Clusters of men wearing Armani suits they couldn’t quite afford or carry off talked about deals they were involved in. Dermot and I were easily the oldest people in the room if you discounted the older waitress. Which, as she seemed to be dead, you could.
‘ School holidays , is it?’ asked Dermot. ‘Didn’t tell you, did I? The name’s Dermot. My mother was from Cork, so she used to say. Course she was off her head , she could have been from Mars for all I know. Didn’t know my father, he fucked off to Belgium before I turned up. Belgium! Who goes to Belgium ?’ He had a drink and thought about it. ‘That’s my family history done. Who are you then?’
‘Mick Aston.’
‘Mick? That’s what you’d call a sheepdog. We can work with it though. Could be Mickey, could be Michael, could be Mike. You’re stuck with Aston, though. You not drinking that?’
He pointed at my whisky and I shook my head. He downed the drink.
‘Tell you what , tell you what I think. I think we need to get out of here. Out of this fucking business park. You up for it? We can go into town and have a real drink.’

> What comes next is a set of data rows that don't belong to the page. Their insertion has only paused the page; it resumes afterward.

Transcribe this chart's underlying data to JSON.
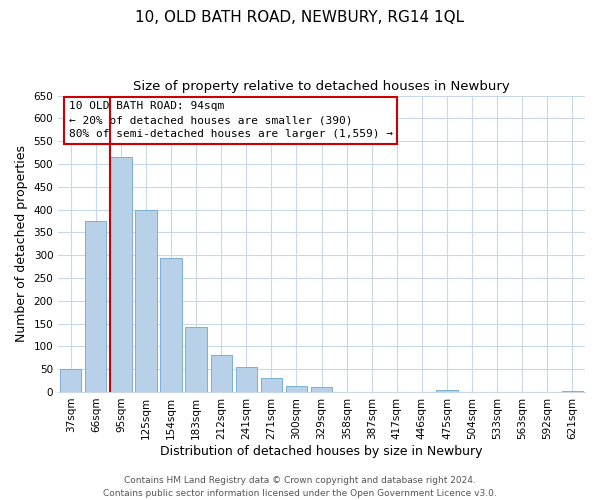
{
  "title": "10, OLD BATH ROAD, NEWBURY, RG14 1QL",
  "subtitle": "Size of property relative to detached houses in Newbury",
  "xlabel": "Distribution of detached houses by size in Newbury",
  "ylabel": "Number of detached properties",
  "bar_labels": [
    "37sqm",
    "66sqm",
    "95sqm",
    "125sqm",
    "154sqm",
    "183sqm",
    "212sqm",
    "241sqm",
    "271sqm",
    "300sqm",
    "329sqm",
    "358sqm",
    "387sqm",
    "417sqm",
    "446sqm",
    "475sqm",
    "504sqm",
    "533sqm",
    "563sqm",
    "592sqm",
    "621sqm"
  ],
  "bar_values": [
    50,
    375,
    515,
    400,
    293,
    143,
    82,
    55,
    30,
    14,
    10,
    0,
    0,
    0,
    0,
    5,
    0,
    0,
    0,
    0,
    2
  ],
  "bar_color": "#b8d0e8",
  "bar_edge_color": "#7aafd4",
  "vline_bar_index": 2,
  "vline_color": "#cc0000",
  "ylim": [
    0,
    650
  ],
  "yticks": [
    0,
    50,
    100,
    150,
    200,
    250,
    300,
    350,
    400,
    450,
    500,
    550,
    600,
    650
  ],
  "annotation_title": "10 OLD BATH ROAD: 94sqm",
  "annotation_line1": "← 20% of detached houses are smaller (390)",
  "annotation_line2": "80% of semi-detached houses are larger (1,559) →",
  "footer_line1": "Contains HM Land Registry data © Crown copyright and database right 2024.",
  "footer_line2": "Contains public sector information licensed under the Open Government Licence v3.0.",
  "background_color": "#ffffff",
  "grid_color": "#c8d8e8",
  "title_fontsize": 11,
  "subtitle_fontsize": 9.5,
  "axis_label_fontsize": 9,
  "tick_fontsize": 7.5,
  "annotation_fontsize": 8,
  "footer_fontsize": 6.5
}
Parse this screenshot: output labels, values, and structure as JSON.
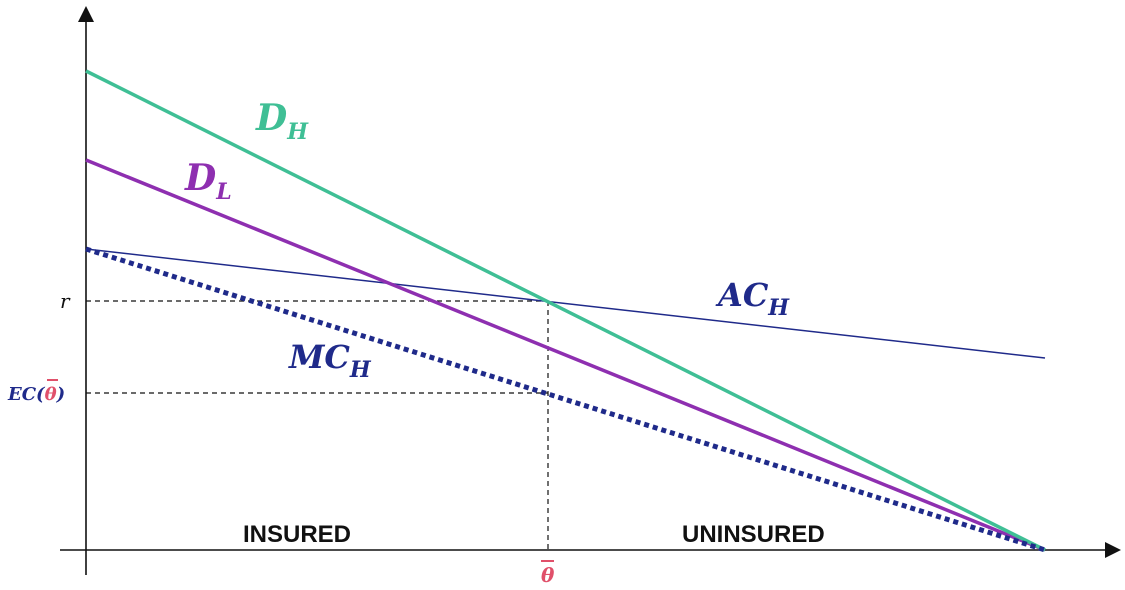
{
  "diagram": {
    "colors": {
      "d_h": "#3fbf95",
      "d_l": "#8e2fb0",
      "cost": "#1f2a8a",
      "theta": "#e0506a",
      "axis": "#111111"
    },
    "labels": {
      "d_h_main": "D",
      "d_h_sub": "H",
      "d_l_main": "D",
      "d_l_sub": "L",
      "ac_h_main": "AC",
      "ac_h_sub": "H",
      "mc_h_main": "MC",
      "mc_h_sub": "H",
      "r_tick": "r",
      "ec_prefix": "EC(",
      "ec_theta": "θ",
      "ec_suffix": ")",
      "theta_bar": "θ",
      "insured": "INSURED",
      "uninsured": "UNINSURED"
    }
  }
}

‘I have a course to finish.’
‘Well finish it then. Finish it now. You can always do another course. You might not see me again. What have you got to lose?’
‘My job. My liver.’
‘There are other jobs out there. I can get you a job.’
‘Selling burgers?’
‘Not fucking likely. You don’t have the skill set. You don’t have the aptitude. We can use the van to get to town.’
‘You’re drunk.’
‘I’ve had a drink. There’s a difference. Having a drink is sociable. Getting drunk is disgraceful. I don’t get drunk.’
The barman eyed him warily.
‘I get rat-arsed ,’ Dermot told him. I get arrested. Nice place, hope it takes off. You’re fucked if it doesn’t. You coming?’
Of course I was. I didn’t know what to make of him but it’d be an interesting night. You’d have thought that after Dr Morrison I’d know better, but after Dr Morrison I really didn’t know what I knew.
‘Good man. Fair play. We’ll take the van. You’ll need to be careful in there.’
‘Why? The fat fryer?’
‘No, fuck that. We can dump that. You’ll have to watch out for the mirrors. There are the wing mirrors, the driving mirror, might even be some shiny surfaces in there somewhere. I doubt it, it’s filthy. I honestly doubt it. But there might be some chrome or something.’